А приходилось тратить время на откровенную банальщину. Зачем он тогда послушал профессора Кибица и ушел из серьезной психиатрии в прибыльное, но абсолютно рутинное и ненаучное гипнотическое ремесло? К сорока пяти годам он почти смирился с однотипными тупыми проблемами старых пациентов. Теперь же, на фоне Сары, танцующей на грани безумия под клубную музыку, остальные страждущие вызывали нарастающее раздражение и брезгливость.

– Я боюсь свешивать руку с кровати!

Ну вот, опять сказка про белого тельца. Игнатий зафиксировал брови в полуприподнятом положении, по неровному контуру сплющенной параболы Лобачевского. Удивление, самоирония, легкое недоверие.

Как нелинейно время! В теории мы начинаем с простых задач и движемся к сложным. Но лучший гипнотерапевт страны начал практику с необъяснимого, сложнейшего, ужасающего случая. После такого врачи обычно либо уходят на покой, либо становятся пациентами. Игнатию повезло: он прятался от своих картонных демонов в стенах «Озера», где искусно играл роль целителя, а не больного. Или больного целителя. Целители разные бывают: от элитных частных психиатров до народных залупотерапевтов. Игнатий со своими гипнотическими техниками застрял где-то посередине.

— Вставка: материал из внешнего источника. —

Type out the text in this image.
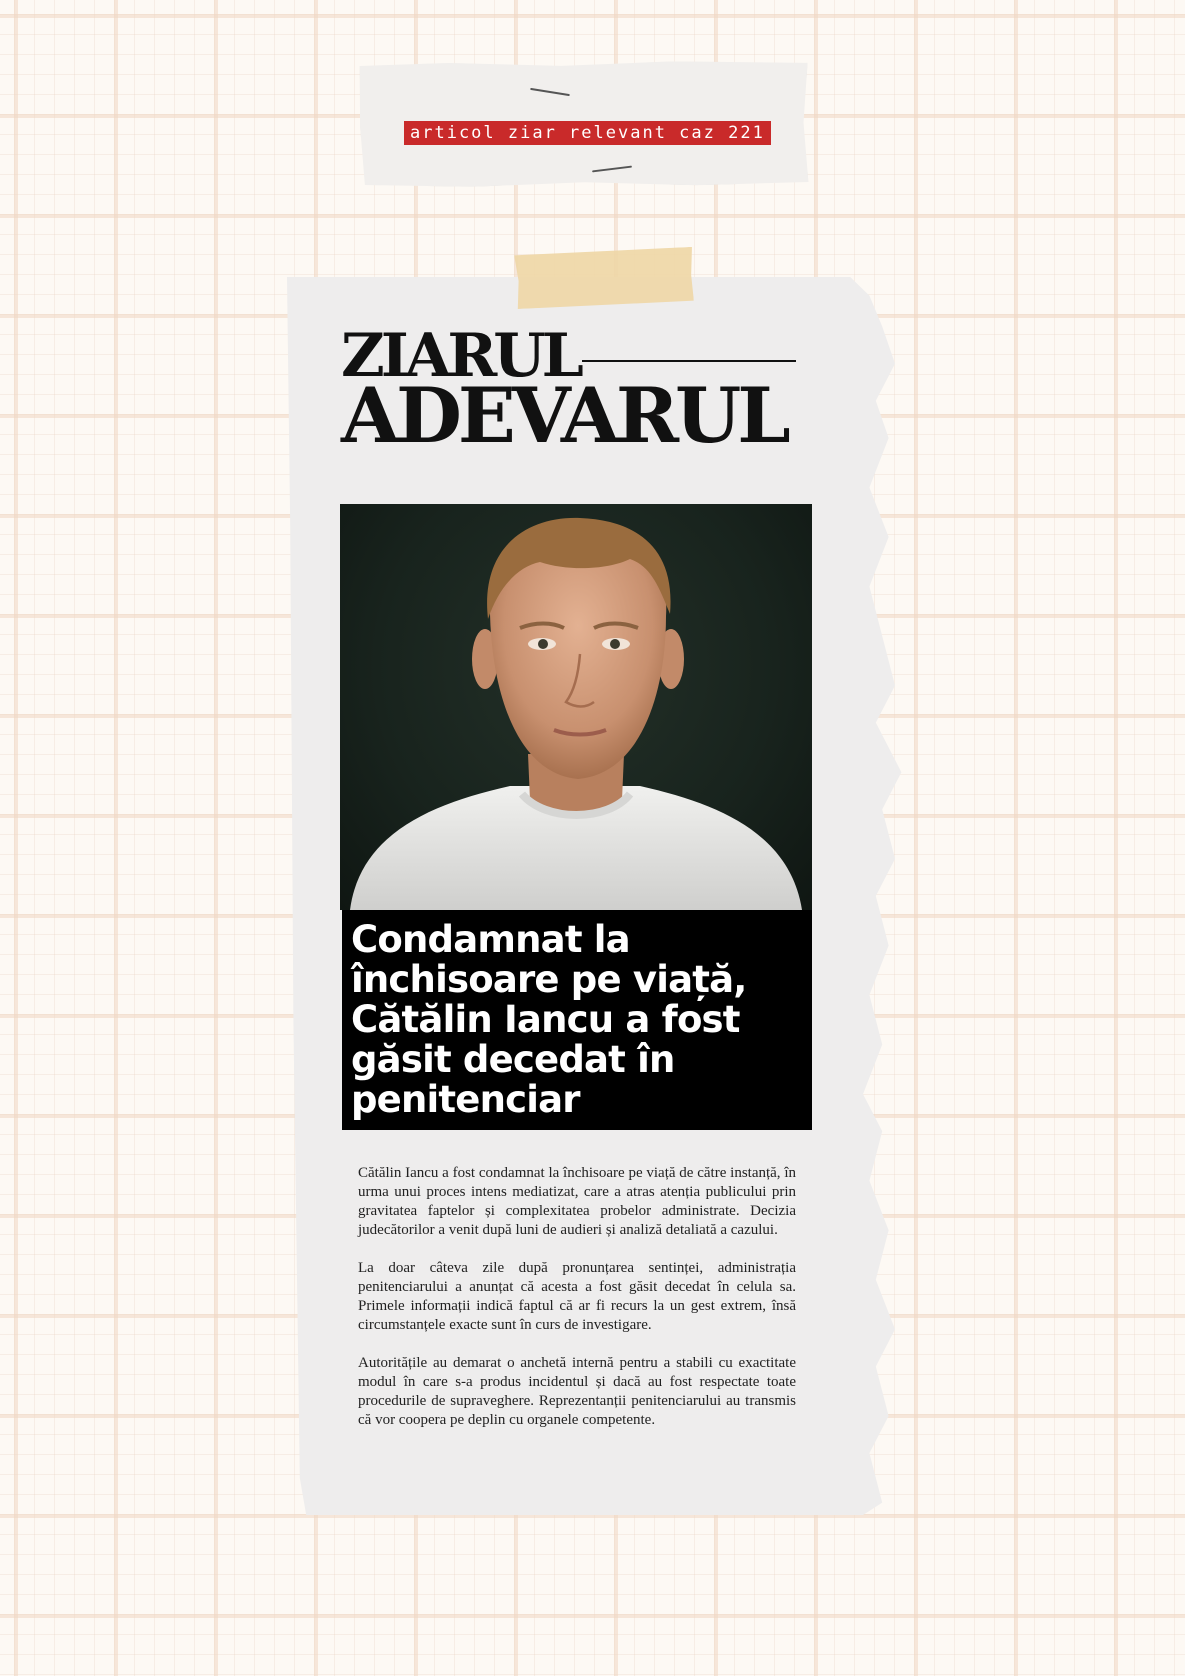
articol ziar relevant caz 221
ZIARUL
ADEVARUL
Condamnat la închisoare pe viață, Cătălin Iancu a fost găsit decedat în penitenciar

Cătălin Iancu a fost condamnat la închisoare pe viață de către instanță, în urma unui proces intens mediatizat, care a atras atenția publicului prin gravitatea faptelor și complexitatea probelor administrate. Decizia judecătorilor a venit după luni de audieri și analiză detaliată a cazului.

La doar câteva zile după pronunțarea sentinței, administrația penitenciarului a anunțat că acesta a fost găsit decedat în celula sa. Primele informații indică faptul că ar fi recurs la un gest extrem, însă circumstanțele exacte sunt în curs de investigare.

Autoritățile au demarat o anchetă internă pentru a stabili cu exactitate modul în care s-a produs incidentul și dacă au fost respectate toate procedurile de supraveghere. Reprezentanții penitenciarului au transmis că vor coopera pe deplin cu organele competente.
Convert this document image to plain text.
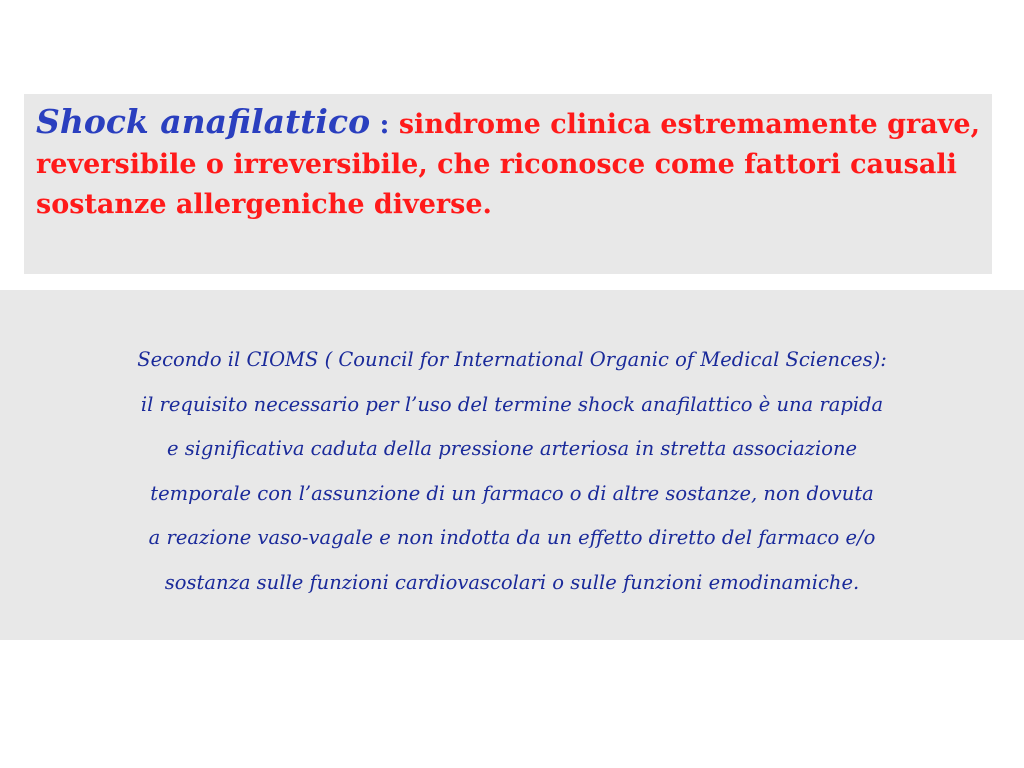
Shock anafilattico : sindrome clinica estremamente grave, reversibile o irreversibile, che riconosce come fattori causali sostanze allergeniche diverse.

Secondo il CIOMS ( Council for International Organic of Medical Sciences):

il requisito necessario per l’uso del termine shock anafilattico è una rapida

e significativa caduta della pressione arteriosa in stretta associazione

temporale con l’assunzione di un farmaco o di altre sostanze, non dovuta

a reazione vaso-vagale e non indotta da un effetto diretto del farmaco e/o

sostanza sulle funzioni cardiovascolari o sulle funzioni emodinamiche.
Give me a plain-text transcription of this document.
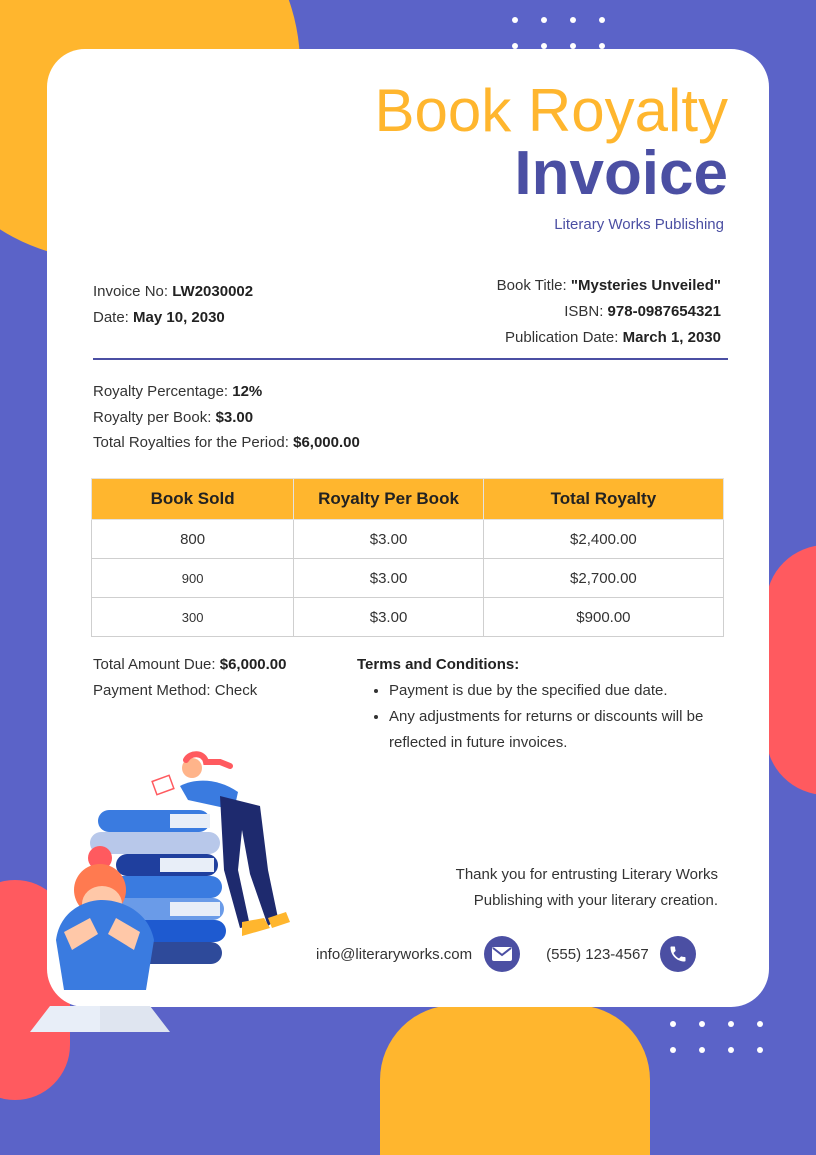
Literary
Works	Book Royalty
Invoice
Literary Works Publishing
Invoice No: LW2030002
Date: May 10, 2030
Book Title: "Mysteries Unveiled"
ISBN: 978-0987654321
Publication Date: March 1, 2030
Royalty Percentage: 12%
Royalty per Book: $3.00
Total Royalties for the Period: $6,000.00
Book Sold	Royalty Per Book	Total Royalty
800	$3.00	$2,400.00
900	$3.00	$2,700.00
300	$3.00	$900.00
Total Amount Due: $6,000.00
Payment Method: Check
Terms and Conditions:
• Payment is due by the specified due date.
• Any adjustments for returns or discounts will be reflected in future invoices.
Thank you for entrusting Literary Works
Publishing with your literary creation.
info@literaryworks.com	(555) 123-4567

Всю профессиональную жизнь Аннушкин совершенствовался, оттачивал навыки гипноза и архетипического анализа, учился и учил, искал и находил диагнозы в трудах немецких философов… Для чего? Чтобы в зените славы заниматься такой банальщиной? Лишь одну пациентку преследовал ангел, все остальные упорно боролись со своими демонами – и проигрывали, пока не приходила с востока гипнотическая конница, на пятый сеанс, с первым щелчком метронома.

Гипнотерапевт оперся виском на сведенные вместе пальцы: указательный и средний – и слушал нестройный дуэт внутреннего голоса и пациентки.

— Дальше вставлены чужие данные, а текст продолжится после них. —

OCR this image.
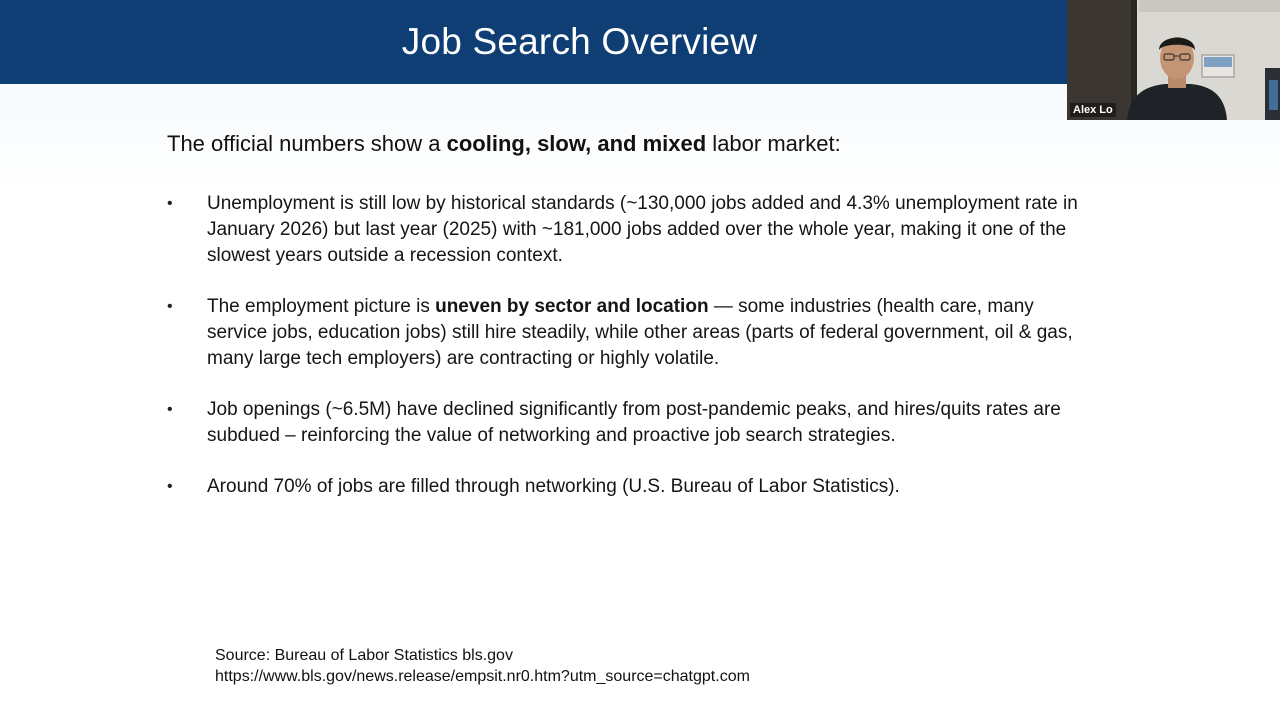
Job Search Overview
The official numbers show a cooling, slow, and mixed labor market:
• Unemployment is still low by historical standards (~130,000 jobs added and 4.3% unemployment rate in January 2026) but last year (2025) with ~181,000 jobs added over the whole year, making it one of the slowest years outside a recession context.
• The employment picture is uneven by sector and location — some industries (health care, many service jobs, education jobs) still hire steadily, while other areas (parts of federal government, oil & gas, many large tech employers) are contracting or highly volatile.
• Job openings (~6.5M) have declined significantly from post-pandemic peaks, and hires/quits rates are subdued – reinforcing the value of networking and proactive job search strategies.
• Around 70% of jobs are filled through networking (U.S. Bureau of Labor Statistics).
Source: Bureau of Labor Statistics bls.gov
https://www.bls.gov/news.release/empsit.nr0.htm?utm_source=chatgpt.com
Alex Lo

– Мой коуч сказала, что кровать должна стоять на силовых линиях. Хотела передвинуть ее к стене, но не хватило места. Купила более узкую. Теперь сплю, свесив руку вниз. Позавчера, когда почти уснула, меня посетила странная мысль. Вдруг моя рука кому-то мешает?

– Кому? – самым серьезным тоном поинтересовался Игнатий.

– Тому, кто под кроватью.

Кривизна параболических бровей слегка увеличилась.

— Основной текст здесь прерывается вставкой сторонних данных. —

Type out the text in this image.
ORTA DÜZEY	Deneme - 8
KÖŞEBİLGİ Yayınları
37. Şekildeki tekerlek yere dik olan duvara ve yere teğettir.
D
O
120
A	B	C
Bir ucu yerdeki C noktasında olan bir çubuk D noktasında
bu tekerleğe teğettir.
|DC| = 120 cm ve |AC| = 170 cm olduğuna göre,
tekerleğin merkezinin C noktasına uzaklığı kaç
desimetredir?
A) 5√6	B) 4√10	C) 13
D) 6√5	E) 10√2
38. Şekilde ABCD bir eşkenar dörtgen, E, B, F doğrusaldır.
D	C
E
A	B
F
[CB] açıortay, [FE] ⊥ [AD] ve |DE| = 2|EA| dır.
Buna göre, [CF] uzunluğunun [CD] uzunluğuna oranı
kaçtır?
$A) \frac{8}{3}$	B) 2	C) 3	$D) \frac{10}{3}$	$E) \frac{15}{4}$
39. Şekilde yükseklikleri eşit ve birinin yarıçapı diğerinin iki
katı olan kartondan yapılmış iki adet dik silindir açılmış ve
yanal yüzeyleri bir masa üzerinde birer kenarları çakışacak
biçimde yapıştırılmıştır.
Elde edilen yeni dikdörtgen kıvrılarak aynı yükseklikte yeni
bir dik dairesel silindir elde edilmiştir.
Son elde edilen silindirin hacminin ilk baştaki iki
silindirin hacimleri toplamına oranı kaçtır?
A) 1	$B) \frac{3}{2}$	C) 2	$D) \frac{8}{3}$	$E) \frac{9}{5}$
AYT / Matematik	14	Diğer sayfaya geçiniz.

– Я знаю, как это звучит, – пациентка выглядела виноватой. – Но эта мысль не дает мне спокойно спать уже неделю!

– Вы боитесь, что из-под кровати кто-то вылезет?

– Немного.

– Вы думаете, там кто-то живет?

– Не уверена.

– Вы чувствовали прикосновение к руке?

– Нет. И от этого только хуже. Так стыдно!

– Это именно стыд или что-то иное?

– Ощущение собственной неуместности. Я вредная, я мешаю. А ко мне даже прикоснуться нельзя!

Аннушкин вздохнул и прикрыл глаза в знак понимания и сочувствия.

Вот и полезла из-под кровати настоящая причина.

– Итак, это не страх и не стыд. Чувство вины. Вы не боитесь того, кто под кроватью. Он вас боится. Могу его понять. Если бы у моего лица постоянно мельтешила чья-то рука…

Пациентка натянуто улыбнулась и, повинуясь жесту терапевта, перебралась на кушетку. Терапевт заученным движением тонких пальцев включил метроном. И перед кем он рисуется? Клиенты не видят гипнотизера, когда тот химичит у изголовья терапевтического ложа.

Погружение в транс было недолгим и неглубоким. Нет смысла вытаскивать из человека воспоминания, пока он под гипнозом. После пробуждения высказанное забывается, и проблема остается нерешенной. Игнатий поступал хитрее, используя транс для временного снятия тревоги и психического сопротивления. Уже вернувшись в бодрствующее сознание, клиент начинал откровенничать.

– Я вспомнила эпизод из детства, – переведя дух после возвращения, сообщила пациентка. – У Борьки, соседского мальчика, была большая книжка-раскраска. Я очень ему завидовала.